There is a new momentum in efforts across many fields to understand animal behavior, prompted by the new technology in acquiring large sets of behavioral data and the advancement in neural-genetics. Much needed is the development of sophisticated quantitive models that can explain behavior and can make testable predictions. Finding out how we can start from basic physical laws to explain parts of neural behavior of insect flight is the central theme of the proposed work. Insects were the first that evolved to fly, and to fly is not to fall. Understanding what insects must do so as not to fall provides a pathway to probe the connection between physics of flight and the neural feedback control. This project will test the PI's conjecture on the role of fly’s steering muscle on flight stability, using genetically modified fruit flies. In addition to experiments, the PI will construct computational models that can predict the observed free flight behavior of both intact and genetically modified flies. The proposed work will consist three core parts: 1) 3D tracking of free flight with high resolution, 2) computational studies of control algorithms, and 3) understanding the control and muscle activity by constructing effective models that can explain the experiments. The field of biology is dominated by experimental studies. This key contribution is the development of new methods for analyzing complex biological systems. The work will raise new questions and have a direct impact on research in physics of living organisms, mathematical modeling, neural science, entomology, evolutionary biology, and robotics. The proposed work offers an excellent opportunity for students to engage in interdisciplinary work. The findings on how nature works will provide a compelling case for sharing the value of basic science with the general public.

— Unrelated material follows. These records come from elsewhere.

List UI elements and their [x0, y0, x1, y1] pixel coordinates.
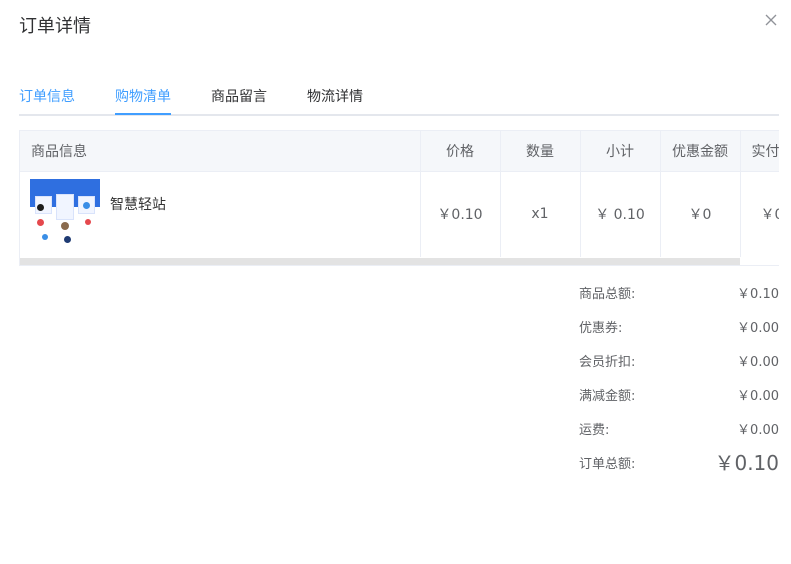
header-subtotal: 小计 — [580, 131, 661, 172]
summary-label: 运费: — [579, 423, 610, 438]
summary-value: ￥0.10 — [737, 287, 779, 302]
cell-price: ￥0.10 — [420, 171, 501, 257]
cell-subtotal: ￥ 0.10 — [580, 171, 661, 257]
cell-product: 智慧轻站 — [20, 171, 421, 257]
product-name: 智慧轻站 — [110, 197, 166, 214]
header-quantity: 数量 — [500, 131, 581, 172]
cell-quantity: x1 — [500, 171, 581, 257]
summary-value: ￥0.00 — [737, 355, 779, 370]
tab-order-info[interactable]: 订单信息 — [19, 86, 75, 106]
summary-value: ￥0.00 — [737, 389, 779, 404]
header-paid: 实付 — [740, 131, 779, 172]
header-product-info: 商品信息 — [20, 131, 421, 172]
summary-label: 会员折扣: — [579, 355, 636, 370]
header-price: 价格 — [420, 131, 501, 172]
summary-label: 优惠券: — [579, 321, 623, 336]
cell-discount: ￥0 — [660, 171, 741, 257]
summary-value: ￥0.00 — [737, 423, 779, 438]
shopping-list-table: 商品信息 价格 数量 小计 优惠金额 实付 智慧轻站 ￥0.10 x1 ￥ 0.… — [19, 130, 779, 266]
cell-paid: ￥0 — [740, 171, 779, 257]
close-icon[interactable] — [763, 12, 779, 28]
product-thumbnail[interactable] — [30, 179, 100, 250]
summary-label: 订单总额: — [579, 457, 636, 472]
order-total-value: ￥0.10 — [714, 451, 779, 475]
summary-label: 满减金额: — [579, 389, 636, 404]
header-discount: 优惠金额 — [660, 131, 741, 172]
tab-logistics[interactable]: 物流详情 — [307, 86, 363, 106]
table-header-row: 商品信息 价格 数量 小计 优惠金额 实付 — [20, 131, 779, 172]
tab-bar: 订单信息 购物清单 商品留言 物流详情 — [19, 86, 779, 116]
active-tab-indicator — [115, 113, 171, 115]
table-horizontal-scrollbar[interactable] — [20, 258, 740, 265]
table-row: 智慧轻站 ￥0.10 x1 ￥ 0.10 ￥0 ￥0 — [20, 171, 779, 257]
dialog-title: 订单详情 — [19, 16, 91, 37]
summary-value: ￥0.00 — [737, 321, 779, 336]
tab-shopping-list[interactable]: 购物清单 — [115, 86, 171, 106]
summary-label: 商品总额: — [579, 287, 636, 302]
tab-product-message[interactable]: 商品留言 — [211, 86, 267, 106]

The proposed work is fundamentally about integrating the physics of flight into our understanding of the neural circuitries for control. Direct neural recordings of flight circuitries require insects to be tethered. One challenge is to connect the internal control algorithms to the free flight behavior. Another challenge is to disentangle different control feedback schemes in intact flies. Using genetically modified flies with specified motor-neurons silenced allows us to single out the function of individual steering muscle. Analyses of the flight reflexes in intact and genetically modified flies will further lead to new models for control schemes that underlie the mechano-sensory feedback for flight equilibrium. This work will be the first to combine computational modeling of free flight with the progress in neuro-genetics to decipher a fly’s equilibrium reflex in free flight. The work will offer a new pathway for flight behavior guided by quantitive predictions, in addition to direct observations.
This award reflects NSF's statutory mission and has been deemed worthy of support through evaluation using the Foundation's intellectual merit and broader impacts review criteria.